Taeniocrada from the Lower to Middle Devonian are vascular plants whose axes are flattened, i.e. not cylindrical. They are dichotomously branched, the terminal sporangia are three to seven millimeters long. Some sporangia are also laterally (lateral). The fossils appear in dense mats and have no stomata on the axes. It is viewed by some researchers as an aquatic plant.
Huvenia from Devonian also has flattened axes. Outgrowths sitting at the forks are interpreted as rhizophores. The sporangia are twisted and stand on their main axes near branches on pads called sporangiophores.
Renalia hueberi from the Lower Devonian of Gaspé (Quebec) is up to 30 centimeters high and consists of a pseudomonopodial main axis on which dichotomously branching side branches sit, which end in kidney-shaped sporangia. This form of sporangia refers to the Zosterophyllophyta , in the vicinity of which they are also placed by Kenrick and Crane.
Nothia has bare axes and pear-shaped sporangia. Kenrick and Crane place them near the Lycopodiopsida .

supporting documents

Paul Kenrick, Peter R. Crane: The Origin and Early Diversification of Land Plants. A Cladistic Study . Smithsonian Institution Press, Washington DC 1997, pp. 319f. ISBN 1-56098-729-4
Thomas N. Taylor, Edith L. Taylor: The Biology and Evolution of Fossil Plants . Prentice Hall, Englewood Cliffs 1993, pp. 191-203. ISBN 0-13-651589-4

Individual evidence

↑ Kenrick, Crane: The Origin and Early Diversification of Land Plants. A Cladistic Study , 1997, part of Fig. 4.31.
↑ Kenrick, Crane: The Origin and Early Diversification of Land Plants. A Cladistic Study , 1997, p. 134.
↑ Kenrick, Crane: The Origin and Early Diversification of Land Plants. A Cladistic Study , 1997, Table 7.5.
↑ after Taylor and Taylor, 1993, pp. 192-195, 201-203.
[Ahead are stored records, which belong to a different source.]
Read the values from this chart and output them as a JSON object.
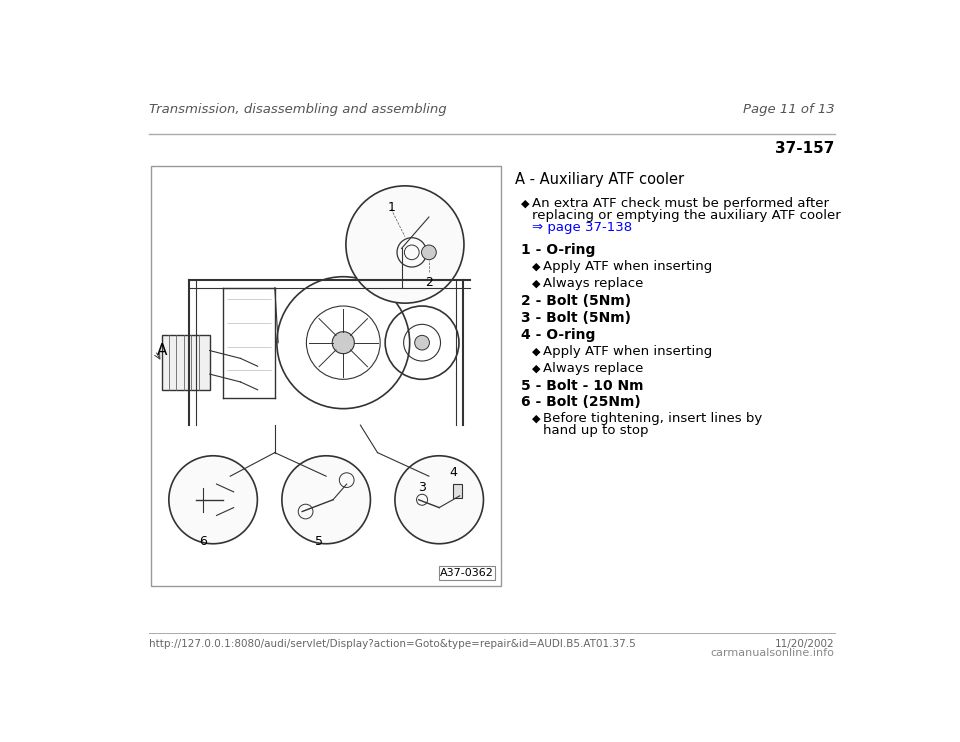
{
  "bg_color": "#ffffff",
  "header_left": "Transmission, disassembling and assembling",
  "header_right": "Page 11 of 13",
  "section_number": "37-157",
  "header_line_color": "#aaaaaa",
  "title_a": "A - Auxiliary ATF cooler",
  "link_text": "⇒ page 37-138",
  "link_color": "#0000ff",
  "items": [
    {
      "label": "1 - O-ring",
      "bold": true,
      "sub": [
        "Apply ATF when inserting",
        "Always replace"
      ]
    },
    {
      "label": "2 - Bolt (5Nm)",
      "bold": true,
      "sub": []
    },
    {
      "label": "3 - Bolt (5Nm)",
      "bold": true,
      "sub": []
    },
    {
      "label": "4 - O-ring",
      "bold": true,
      "sub": [
        "Apply ATF when inserting",
        "Always replace"
      ]
    },
    {
      "label": "5 - Bolt - 10 Nm",
      "bold": true,
      "sub": []
    },
    {
      "label": "6 - Bolt (25Nm)",
      "bold": true,
      "sub": [
        "Before tightening, insert lines by hand up to stop"
      ]
    }
  ],
  "footer_url": "http://127.0.0.1:8080/audi/servlet/Display?action=Goto&type=repair&id=AUDI.B5.AT01.37.5",
  "footer_date": "11/20/2002",
  "footer_right": "carmanualsonline.info",
  "image_label": "A37-0362",
  "text_color": "#000000",
  "footer_text_color": "#666666",
  "line_color": "#333333"
}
[1] Kenrick, Crane: The Origin and Early Diversification of Land Plants. A Cladistic Study , 1997, part of Fig. 4.31.

[2] Kenrick, Crane: The Origin and Early Diversification of Land Plants. A Cladistic Study , 1997, p. 134.

[3] Kenrick, Crane: The Origin and Early Diversification of Land Plants. A Cladistic Study , 1997, Table 7.5.

[4] ter Taylor and Taylor, 1993, pp. 192-195, 201-203.